Under Lundgren, Macy’s hasn’t been sitting still and has been looking for opportunities to boost sales, from buying upscale beauty brand Bluemercury to launching its own off-price stores called Macy’s Backstage. But since this past May, it announced it has to accelerate its efforts to get shoppers excited. It planned to look for new ways to cut expenses and use that money for more sales help at the stores and online. And it’s expanding its offerings on exclusive launches including one backed by Sir Elton John and Lady Gaga.
With the store closures, Macy’s will have 666 stores including 38 Bloomingdale’s locations. That’s down about 23 percent from a peak in January 2007 of 868 stores including Bloomingdale’s. Annual net sales at the stores Macy’s plans to shutter were estimated at about $1 billion. Many of the stores will close in early 2017, with the balance closing as leases or other agreements expire or are amended.
Macy’s said it earned $11 million, or 3 cents per share, in the quarter ended July 30. That compares with $217 million, or 64 cents per share, in the year-ago period. Excluding charges that are related to store closings, the company earned 51 cents, which is above the 48 cent estimate from FactSet.

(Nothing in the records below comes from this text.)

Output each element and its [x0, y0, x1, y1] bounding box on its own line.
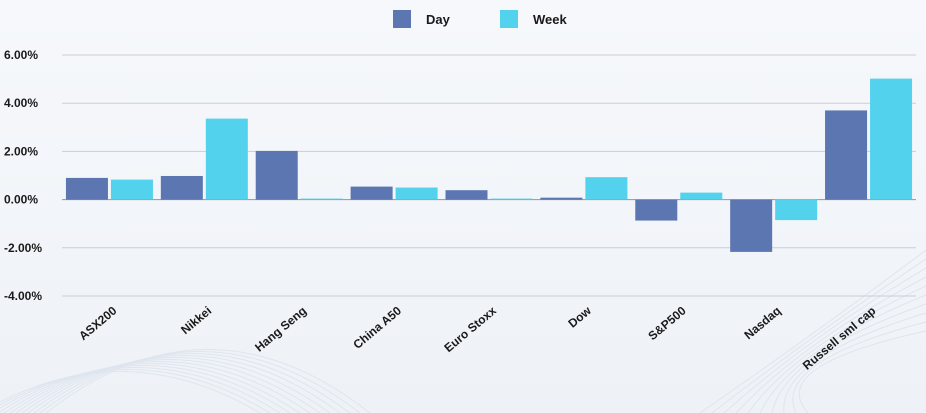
- bar-week: [585, 177, 628, 200]
- background-decoration: [0, 249, 926, 413]
- decor-curve: [0, 365, 291, 413]
- bar-week: [775, 199, 818, 221]
- bar-week: [205, 118, 248, 200]
- decor-curve: [798, 330, 926, 413]
- x-tick-label: Nikkei: [178, 304, 214, 337]
- decor-curve: [15, 359, 321, 413]
- y-tick-label: -2.00%: [4, 241, 42, 255]
- x-tick-label: Nasdaq: [741, 304, 783, 343]
- decor-curve: [0, 367, 281, 413]
- y-tick-label: 2.00%: [4, 144, 38, 158]
- decor-curve: [9, 361, 311, 413]
- decor-curve: [771, 303, 926, 413]
- x-tick-label: China A50: [350, 303, 404, 351]
- decor-curve: [27, 355, 341, 413]
- x-tick-label: Hang Seng: [252, 304, 309, 355]
- legend-swatch-week: [500, 10, 518, 28]
- decor-curve: [45, 349, 371, 413]
- x-tick-label: S&P500: [645, 303, 688, 343]
- decor-curve: [3, 363, 301, 413]
- decor-curve: [783, 312, 926, 413]
- bar-week: [300, 198, 343, 200]
- x-tick-label: Dow: [565, 303, 594, 330]
- legend-label-week: Week: [533, 12, 567, 27]
- bar-week: [680, 192, 723, 200]
- decor-curve: [711, 258, 926, 413]
- bar-week: [870, 78, 913, 200]
- decor-curve: [21, 357, 331, 413]
- decor-curve: [33, 353, 351, 413]
- decor-curve: [39, 351, 361, 413]
- bar-day: [635, 199, 678, 221]
- x-axis: ASX200 Nikkei Hang Seng China A50 Euro Stoxx…: [76, 303, 878, 372]
- decor-curve: [759, 294, 926, 413]
- decor-curve: [723, 267, 926, 413]
- y-axis: -4.00% -2.00% 0.00% 2.00% 4.00% 6.00%: [4, 48, 42, 303]
- bar-week: [110, 179, 153, 200]
- bar-day: [350, 186, 393, 200]
- y-tick-label: 6.00%: [4, 48, 38, 62]
- decor-curve: [0, 371, 261, 413]
- gridlines: [62, 54, 916, 297]
- decor-curve: [699, 249, 926, 413]
- bar-day: [730, 199, 773, 252]
- bar-week: [490, 198, 533, 200]
- bar-day: [445, 190, 488, 200]
- legend: Day Week: [393, 10, 567, 28]
- legend-label-day: Day: [426, 12, 451, 27]
- decor-curve: [0, 369, 271, 413]
- bar-week: [395, 187, 438, 200]
- bar-day: [255, 150, 298, 200]
- y-tick-label: 0.00%: [4, 193, 38, 207]
- bars: [65, 78, 913, 252]
- x-tick-label: Euro Stoxx: [441, 303, 499, 355]
- legend-swatch-day: [393, 10, 411, 28]
- bar-day: [540, 197, 583, 200]
- y-tick-label: -4.00%: [4, 289, 42, 303]
- bar-day: [825, 110, 868, 200]
- x-tick-label: ASX200: [76, 303, 119, 343]
- bar-day: [65, 177, 108, 200]
- y-tick-label: 4.00%: [4, 96, 38, 110]
- decor-curve: [747, 285, 926, 413]
- decor-curve: [735, 276, 926, 413]
- bar-day: [160, 175, 203, 200]
- decor-curve: [792, 321, 926, 413]
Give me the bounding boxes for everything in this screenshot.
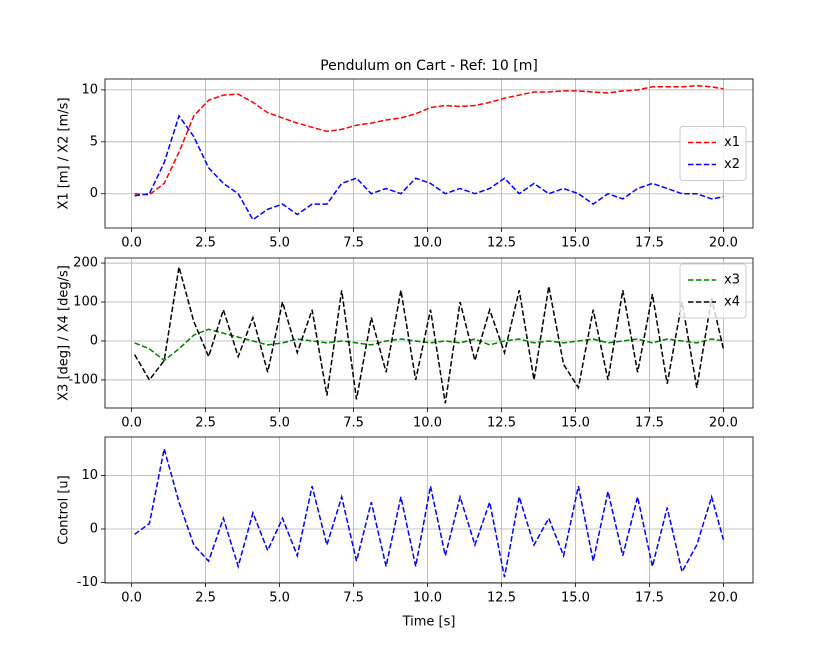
x-axis-label: Time [s] [402, 615, 456, 630]
y-axis-label: Control [u] [57, 475, 72, 545]
x-tick-label: 17.5 [635, 591, 664, 606]
x-tick-label: 5.0 [269, 591, 290, 606]
y-axis-label: X3 [deg] / X4 [deg/s] [57, 265, 72, 401]
legend-label: x3 [724, 273, 740, 288]
x-tick-label: 20.0 [709, 236, 738, 251]
y-tick-label: 0 [90, 186, 98, 201]
x-tick-label: 12.5 [487, 591, 516, 606]
y-tick-label: 200 [73, 256, 98, 271]
x-tick-label: 0.0 [121, 591, 142, 606]
x-tick-label: 2.5 [195, 236, 216, 251]
y-tick-label: 0 [90, 521, 98, 536]
plot-area [105, 79, 753, 228]
x-tick-label: 7.5 [343, 236, 364, 251]
legend-box [679, 126, 747, 181]
y-tick-label: 10 [81, 468, 98, 483]
plot-area [105, 437, 753, 583]
plot-area [105, 258, 753, 408]
x-tick-label: 15.0 [561, 236, 590, 251]
subplot: 0.0 2.5 5.0 7.5 10.0 12.5 15.0 17.5 20.0 0 5 10 Pend… [57, 58, 754, 251]
y-tick-label: 0 [90, 333, 98, 348]
x-tick-label: 17.5 [635, 416, 664, 431]
y-axis-label: X1 [m] / X2 [m/s] [57, 97, 72, 209]
x-tick-label: 20.0 [709, 416, 738, 431]
data-line [134, 448, 725, 578]
x-tick-label: 17.5 [635, 236, 664, 251]
y-tick-label: -100 [68, 372, 98, 387]
x-tick-label: 7.5 [343, 416, 364, 431]
axes-frame [104, 78, 754, 229]
chart-title: Pendulum on Cart - Ref: 10 [m] [320, 58, 538, 74]
y-tick-label: 10 [81, 82, 98, 97]
legend-label: x4 [724, 295, 740, 310]
x-tick-label: 2.5 [195, 591, 216, 606]
x-tick-label: 10.0 [413, 236, 442, 251]
legend-box [679, 263, 747, 319]
x-tick-label: 20.0 [709, 591, 738, 606]
x-tick-label: 7.5 [343, 591, 364, 606]
data-line [134, 114, 724, 221]
x-tick-label: 10.0 [413, 416, 442, 431]
axes-frame [104, 436, 754, 584]
subplot: 0.0 2.5 5.0 7.5 10.0 12.5 15.0 17.5 20.0 -100 0 100… [57, 256, 754, 431]
x-tick-label: 5.0 [269, 416, 290, 431]
subplot: 0.0 2.5 5.0 7.5 10.0 12.5 15.0 17.5 20.0 -10 0 10 Co… [57, 436, 754, 630]
x-tick-label: 15.0 [561, 591, 590, 606]
x-tick-label: 2.5 [195, 416, 216, 431]
x-tick-label: 15.0 [561, 416, 590, 431]
y-tick-label: 100 [73, 295, 98, 310]
legend-label: x1 [724, 135, 740, 150]
x-tick-label: 12.5 [487, 236, 516, 251]
x-tick-label: 0.0 [121, 416, 142, 431]
x-tick-label: 5.0 [269, 236, 290, 251]
axes-frame [104, 257, 754, 409]
x-tick-label: 12.5 [487, 416, 516, 431]
x-tick-label: 0.0 [121, 236, 142, 251]
data-line [133, 266, 725, 404]
legend-label: x2 [724, 157, 740, 172]
data-line [134, 84, 724, 196]
y-tick-label: 5 [90, 134, 98, 149]
x-tick-label: 10.0 [413, 591, 442, 606]
y-tick-label: -10 [77, 575, 98, 590]
data-line [134, 328, 724, 362]
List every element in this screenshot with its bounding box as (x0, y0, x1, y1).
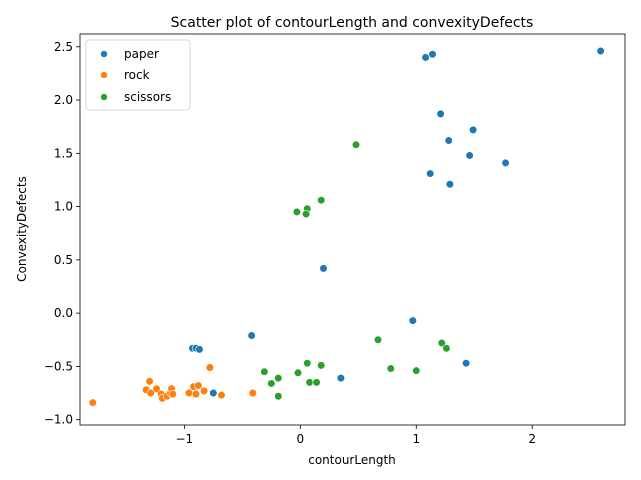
data-point-rock (199, 386, 209, 396)
x-tick-label: 1 (412, 432, 420, 446)
data-point-paper (336, 374, 346, 383)
data-point-paper (426, 169, 435, 178)
data-point-scissors (293, 368, 303, 377)
data-point-paper (444, 136, 453, 145)
legend-marker-scissors (100, 93, 108, 101)
x-axis-ticks: −1 0 1 2 (176, 425, 536, 446)
y-tick-label: −0.5 (44, 359, 73, 373)
data-point-paper (501, 158, 510, 168)
y-tick-label: 2.0 (54, 93, 73, 107)
legend-label-rock: rock (124, 68, 150, 82)
y-tick-label: 0.5 (54, 253, 73, 267)
legend-box (85, 39, 191, 111)
data-point-scissors (260, 367, 269, 376)
y-tick-label: −1.0 (44, 413, 73, 427)
data-point-scissors (373, 335, 383, 344)
series-scissors (260, 140, 451, 401)
y-tick-label: 1.5 (54, 146, 73, 160)
y-axis-label: ConvexityDefects (15, 176, 29, 282)
legend-marker-paper (100, 50, 108, 58)
y-tick-label: 1.0 (54, 200, 73, 214)
legend-marker-rock (100, 71, 108, 79)
data-point-paper (462, 359, 471, 368)
plot-area-frame (79, 33, 626, 426)
data-point-scissors (303, 359, 312, 368)
data-point-paper (436, 109, 445, 119)
y-axis-ticks: −1.0 −0.5 0.0 0.5 1.0 1.5 2.0 2.5 (44, 40, 80, 427)
data-point-rock (217, 391, 226, 400)
data-point-scissors (442, 344, 451, 353)
chart-title: Scatter plot of contourLength and convex… (171, 15, 534, 31)
data-point-scissors (305, 378, 314, 387)
data-point-rock (168, 390, 177, 399)
data-point-scissors (267, 379, 276, 388)
data-point-scissors (351, 140, 361, 149)
data-point-paper (421, 53, 430, 62)
y-tick-label: 0.0 (54, 306, 73, 320)
data-point-paper (408, 316, 417, 325)
data-point-rock (248, 388, 257, 398)
data-point-scissors (437, 338, 446, 348)
data-point-rock (152, 384, 161, 393)
data-point-scissors (317, 196, 326, 205)
x-tick-label: 2 (528, 432, 536, 446)
x-axis-label: contourLength (308, 453, 396, 467)
data-point-rock (145, 377, 154, 386)
data-point-paper (195, 345, 204, 354)
data-point-paper (465, 151, 474, 160)
data-point-rock (88, 398, 97, 407)
plot-marks (88, 46, 605, 407)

While Macy’s earnings beat Wall Street expectations, it still has a long way to go to see business perk up. Revenue fell 3.9 percent to $5.87 billion. That topped the $5.77 billion estimate from FactSet. Revenue at stores open at least a year, including licensed businesses like beauty, were down 2 percent in the second quarter. Excluding licensed departments, sales were down 2.6 percent. That’s the sixth straight decline for that measure.
The company said it was sticking to its outlook. Macy’s had said in May that it expects revenue at stores, including business from licensed departments, open at least a year to be down 3 percent to 4 percent. Macy’s also said it still expects earnings to be in the range of $3.15 to $3.40 for the year.